By Guest contributor 17 November 2014

Deirdre Mortell is Co-Founder & former CEO of ONE Foundation, a 10 year spend down foundation, based in Dublin, Ireland, which worked on youth mental health, immigrant rights, children’s rights and social entrepreneurship, in Ireland and Vietnam. ONE closed in December 2013. She writes in a personal capacity. ONE Foundation Final Report 2004-2013 is available here.

‘Try it … you’ll like it’, declared billionaire businessman and philanthropist Chuck Feeney.

Chuck Feeney, along with his daughter, Diane Feeney, are perhaps the highest profile advocates of spending down a philanthropic endowment. They have separately set about doing so with vigour and determination: Diane Feeney closed the French American Charitable Trust in 2012; and her dad Chuck will close Atlantic Philanthropies in 2016-2020, having closed three of its six operating countries in 2013. Both father and daughter have extensively and thoughtfully documented their motivations and strategies for “spend down”, and it is said that Chuck Feeney’s example persuaded the Gates Family to follow suit.

They’re not alone. This year US media have published a steady stream of stories on spend down philanthropy, with increasing numbers embracing the approach. The UK and Europe have been slower to adopt it as a viable option, with honourable exceptions like the Tubney Trust and Diana Princess of Wales Fund. Europe’s latest addition to the still very exclusive “spend down club” is Ireland’s ONE Foundation, which closed in 2013, and for which I was Co-Founder & CEO.

So, why adopt spend down as a strategy for a foundation or trust?

ONE’s Final Report 2004-2013 shares its early motivations as well as its conclusions ten years later. ‘It had the immediate effect of transforming the capital available to ONE’, it declares. ONE was set up with a determination to solve issues, not just alleviate them, and we believed those we faced were sufficiently urgent and important to justify throwing all our capital and resources at them, in the hope of making an impact that could not be achieved by drip-feeding grants from the interest on capital alone.
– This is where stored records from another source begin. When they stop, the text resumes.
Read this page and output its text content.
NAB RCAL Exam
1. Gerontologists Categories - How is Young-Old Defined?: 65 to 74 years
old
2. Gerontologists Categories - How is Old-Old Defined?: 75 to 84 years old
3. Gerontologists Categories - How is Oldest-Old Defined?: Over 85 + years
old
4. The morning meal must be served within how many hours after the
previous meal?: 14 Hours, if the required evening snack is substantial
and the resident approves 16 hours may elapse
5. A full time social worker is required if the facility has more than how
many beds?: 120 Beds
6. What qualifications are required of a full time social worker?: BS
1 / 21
Additionally, we agreed that saving cash for later felt like planning for failure rather than success. Not to imply we expected to make no mistakes or never to fail; rather that we wanted to focus on impact and learning from our mistakes over our planned ten year life.

Ten years later, do we still feel the same?
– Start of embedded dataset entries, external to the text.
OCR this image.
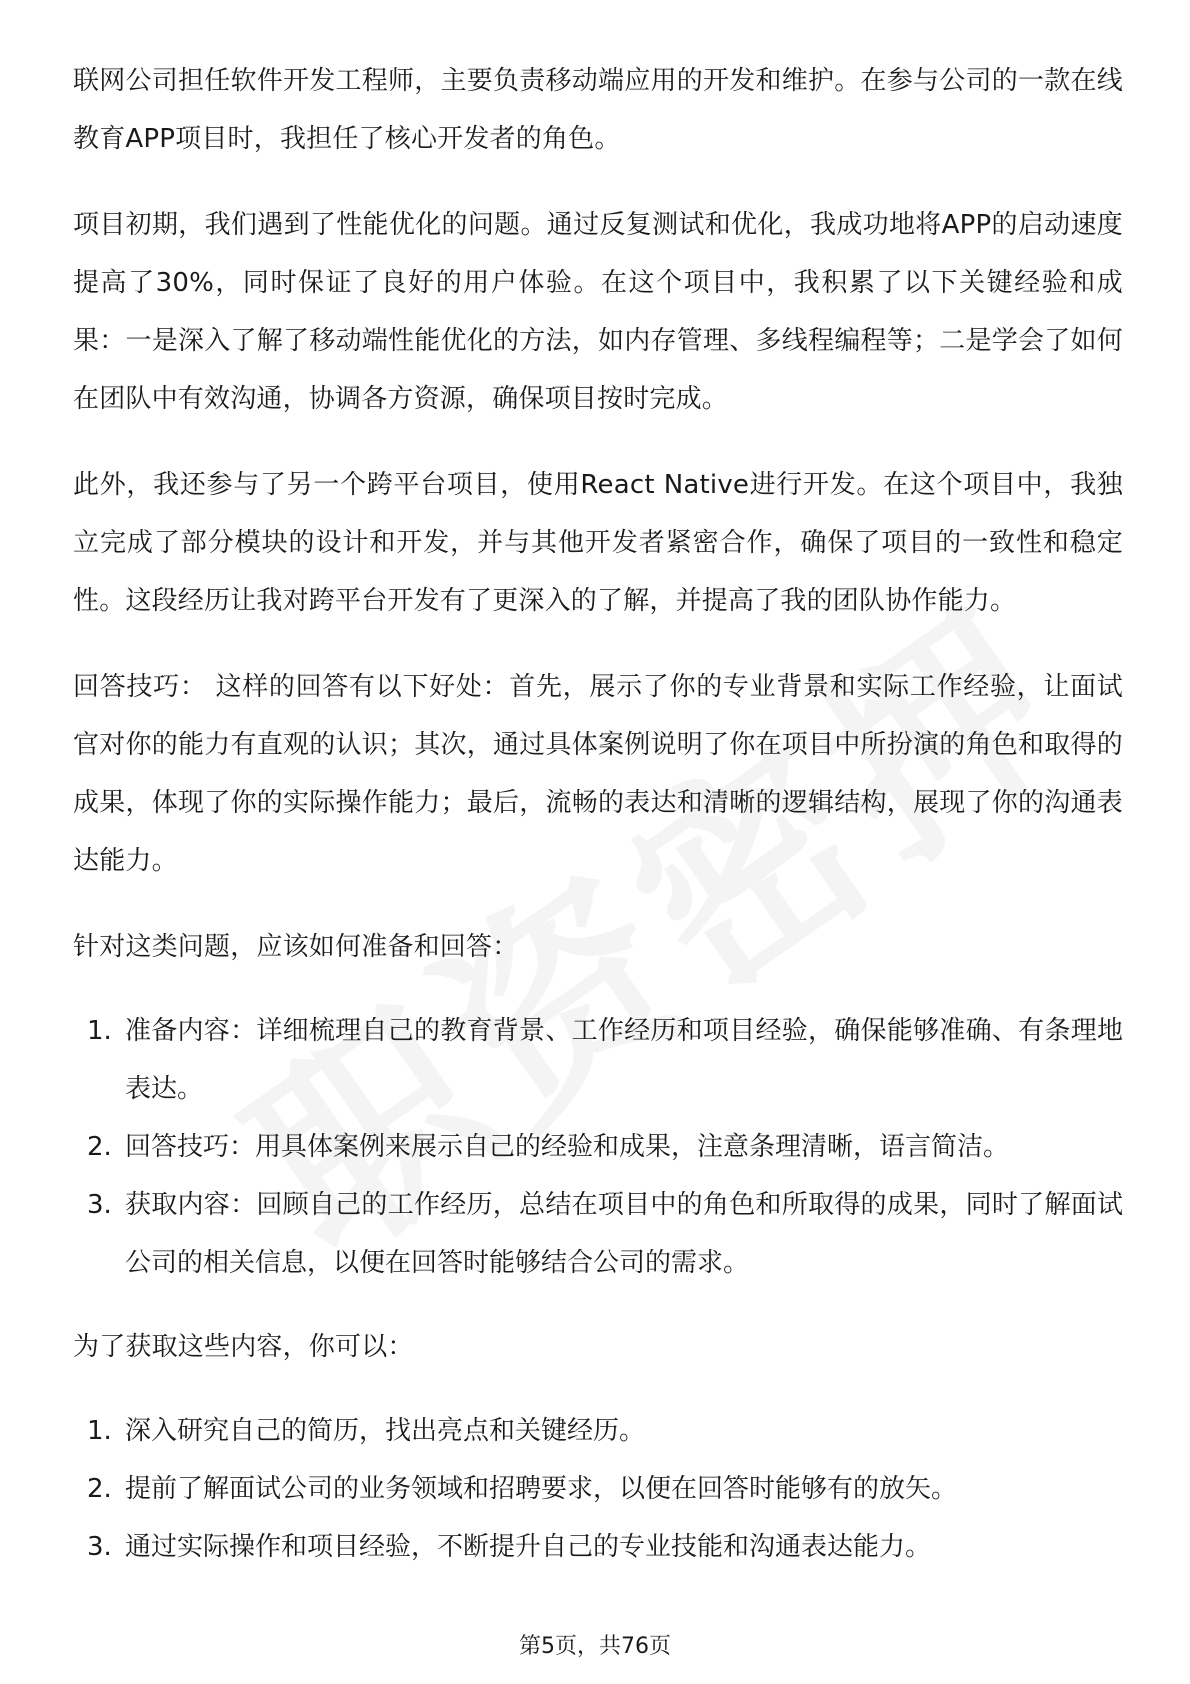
联网公司担任软件开发工程师，主要负责移动端应用的开发和维护。在参与公司的一款在线教育APP项目时，我担任了核心开发者的角色。

项目初期，我们遇到了性能优化的问题。通过反复测试和优化，我成功地将APP的启动速度提高了30%，同时保证了良好的用户体验。在这个项目中，我积累了以下关键经验和成果：一是深入了解了移动端性能优化的方法，如内存管理、多线程编程等；二是学会了如何在团队中有效沟通，协调各方资源，确保项目按时完成。

此外，我还参与了另一个跨平台项目，使用React Native进行开发。在这个项目中，我独立完成了部分模块的设计和开发，并与其他开发者紧密合作，确保了项目的一致性和稳定性。这段经历让我对跨平台开发有了更深入的了解，并提高了我的团队协作能力。

回答技巧： 这样的回答有以下好处：首先，展示了你的专业背景和实际工作经验，让面试官对你的能力有直观的认识；其次，通过具体案例说明了你在项目中所扮演的角色和取得的成果，体现了你的实际操作能力；最后，流畅的表达和清晰的逻辑结构，展现了你的沟通表达能力。

针对这类问题，应该如何准备和回答：

1. 准备内容：详细梳理自己的教育背景、工作经历和项目经验，确保能够准确、有条理地表达。
2. 回答技巧：用具体案例来展示自己的经验和成果，注意条理清晰，语言简洁。
3. 获取内容：回顾自己的工作经历，总结在项目中的角色和所取得的成果，同时了解面试公司的相关信息，以便在回答时能够结合公司的需求。

为了获取这些内容，你可以：

1. 深入研究自己的简历，找出亮点和关键经历。
2. 提前了解面试公司的业务领域和招聘要求，以便在回答时能够有的放矢。
3. 通过实际操作和项目经验，不断提升自己的专业技能和沟通表达能力。
第5页，共76页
We have concluded that choosing a limited life model really focuses the mind. ‘Whose mind?’, you might (rightfully) ask. ‘Everyone’s’ is the answer; the board, staff, and grantees. It drives urgency and a focus on results. It does not rule out taking risks, but encourages calculated risk-taking. It motivates the staff as they have the opportunity to own the results that are achieved. And finally, if philanthropy is a relay race, it gives the next generation of younger philanthropists (and I don’t mean family members) the space and encouragement to step up and do their own thing.

As Atlantic Philanthropies President, Chris Oechsli, stated earlier this year, ‘Like a symphony, the themes, movements and passages in our prior grantmaking are coming together in a crescendo that we hope will resonate long after the playing of the final note.’

Having recently read NPC’s 10 innovations in global philanthropy, I wonder could “spend down” be Innovation #1 in 2015? It meets the criteria—a new approach emerging in global philanthropy, and scalable in UK. And, like all innovations, it will take openness, leadership, and trying new approaches to make it work. You read it here first.